太くて短めな尻尾がピンっと水平に伸びた。
「んしょっ!」
可愛らしい声を出しながら茶色い小さな靴を脱ぎ、青空の運動靴の隣にちょこんと置いた。
「…………」
「マスター、どうしましたか?」
「あ、いや……モモの身体は俺の生体エネルギーで実体化しているのは分かったけど……身につけていた物が離れた後も……消えないんだな……」
「あー、そのことですか。もちろん私が消そうと思えば消せますよ? マスターがお好みでしたら今身につけている服もぜーんぶ消せちゃうのです!」
「マジ!?」
「マジです!」
「ドラゴンの力ってすごいな。でも絶対にやるなよ! いいか、これは断じてフリじゃないからな! 絶対に服を消して裸にはなるなよ!」
「はい、分かっているのです、マスター!」
ちょこんと右手で敬礼するモモ。
何から何まで可愛らしい動きをする幼女である。
青空家は玄関を入ってすぐ左側には青空の個室。右側には水回りの設備。その奥には父母の寝室。長めの廊下の奥にダイニングキッチンと客間という3LDKの間取りになっている。

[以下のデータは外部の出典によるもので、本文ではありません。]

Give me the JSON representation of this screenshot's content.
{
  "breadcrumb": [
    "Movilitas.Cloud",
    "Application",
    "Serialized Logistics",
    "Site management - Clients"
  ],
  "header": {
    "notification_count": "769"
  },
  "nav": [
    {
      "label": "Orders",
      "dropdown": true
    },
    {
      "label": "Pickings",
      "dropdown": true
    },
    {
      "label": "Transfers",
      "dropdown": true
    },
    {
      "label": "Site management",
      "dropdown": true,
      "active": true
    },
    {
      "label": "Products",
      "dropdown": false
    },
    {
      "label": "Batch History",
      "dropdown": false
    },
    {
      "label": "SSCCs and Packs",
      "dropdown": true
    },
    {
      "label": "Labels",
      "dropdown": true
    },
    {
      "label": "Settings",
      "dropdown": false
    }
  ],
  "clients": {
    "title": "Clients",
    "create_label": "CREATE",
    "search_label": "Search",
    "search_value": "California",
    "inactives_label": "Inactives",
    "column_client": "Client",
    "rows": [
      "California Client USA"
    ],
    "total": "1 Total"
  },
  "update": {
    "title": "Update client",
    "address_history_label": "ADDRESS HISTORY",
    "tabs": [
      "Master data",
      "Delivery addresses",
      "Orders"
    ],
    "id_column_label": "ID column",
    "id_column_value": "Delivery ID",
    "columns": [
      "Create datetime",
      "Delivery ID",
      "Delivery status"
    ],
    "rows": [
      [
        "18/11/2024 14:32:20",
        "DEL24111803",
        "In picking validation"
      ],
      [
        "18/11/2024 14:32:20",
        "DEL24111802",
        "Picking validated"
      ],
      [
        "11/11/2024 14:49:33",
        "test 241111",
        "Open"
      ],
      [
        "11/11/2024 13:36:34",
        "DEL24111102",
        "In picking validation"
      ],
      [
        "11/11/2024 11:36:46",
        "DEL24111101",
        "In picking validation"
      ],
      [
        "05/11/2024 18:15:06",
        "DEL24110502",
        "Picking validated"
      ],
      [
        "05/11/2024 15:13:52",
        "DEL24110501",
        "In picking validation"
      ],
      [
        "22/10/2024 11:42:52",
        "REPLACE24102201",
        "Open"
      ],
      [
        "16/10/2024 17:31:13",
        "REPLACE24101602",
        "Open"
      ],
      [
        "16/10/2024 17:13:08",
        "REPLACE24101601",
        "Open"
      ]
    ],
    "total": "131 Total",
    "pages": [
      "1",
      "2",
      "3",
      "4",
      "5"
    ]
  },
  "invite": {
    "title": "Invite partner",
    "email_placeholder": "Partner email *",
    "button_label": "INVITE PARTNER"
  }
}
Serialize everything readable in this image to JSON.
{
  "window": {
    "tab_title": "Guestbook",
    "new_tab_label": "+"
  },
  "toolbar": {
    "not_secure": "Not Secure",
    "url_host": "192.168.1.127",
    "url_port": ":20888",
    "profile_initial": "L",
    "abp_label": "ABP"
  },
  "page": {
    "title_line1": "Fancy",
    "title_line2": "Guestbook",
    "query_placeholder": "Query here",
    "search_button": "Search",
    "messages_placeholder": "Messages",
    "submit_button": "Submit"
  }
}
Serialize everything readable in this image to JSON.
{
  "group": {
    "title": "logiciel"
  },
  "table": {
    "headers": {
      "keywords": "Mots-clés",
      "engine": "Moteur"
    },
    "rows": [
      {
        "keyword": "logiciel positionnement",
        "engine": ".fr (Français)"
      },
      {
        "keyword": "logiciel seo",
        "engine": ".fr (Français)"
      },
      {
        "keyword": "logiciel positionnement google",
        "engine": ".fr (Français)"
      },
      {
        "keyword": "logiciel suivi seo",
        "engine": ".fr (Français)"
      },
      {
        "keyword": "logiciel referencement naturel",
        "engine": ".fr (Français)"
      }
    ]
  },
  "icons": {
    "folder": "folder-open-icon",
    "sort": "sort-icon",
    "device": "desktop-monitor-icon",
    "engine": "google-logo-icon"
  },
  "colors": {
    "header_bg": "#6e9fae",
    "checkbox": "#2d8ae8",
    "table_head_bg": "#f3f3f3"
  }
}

青空が自分の個室のドアを開けると、モモはするりと中に入っていった。
ベッドと机、そして本棚とハンガー掛けがあるだけのシンプルな部屋。
本棚にはマンガ雑誌や中高生に人気のライトノベルの他、ゲーム関係の雑誌がぎゅうぎゅう詰めに入っている。
照明を点けたときには、モモは勉強机の上にちょこん乗っていた。
「えっと……何をやってんだ?」
「マスターが昨夜途中で観るのを止めてしまった映画の続きを見るのです!」
レンタルビデオ店のDVDのケースを開けながら、モモは答えた。
ノートパソコンの起動が完了し、トレーにディスクをセットした。
「や、止めておけ! 怖くて眠れなくなるから……」
「マスターは怖がりさんなのです。私は最後まで観たかったのです!」
確かに青空はホラー映画は苦手である。そんな彼がなぜそれをレンタルしてきたかと言えば……話が長くなるので割愛するが、彼は昨夜はそれを見始めたものの途中で断念していたのである。
「じゃあ、一人で大人しく見ているんだぞ!」
「はい、分かっているのです、マスター!」
シュタっと敬礼するモモを残してドアを閉める。そして足早にリビングへと向かう。
そこには彼の予想通りの来客がいた。
「お帰り照臣!」
「お帰りなさい、アオ君!」
エプロン姿の母親と楽しそうに談笑している小泉志乃が笑顔で迎えていた。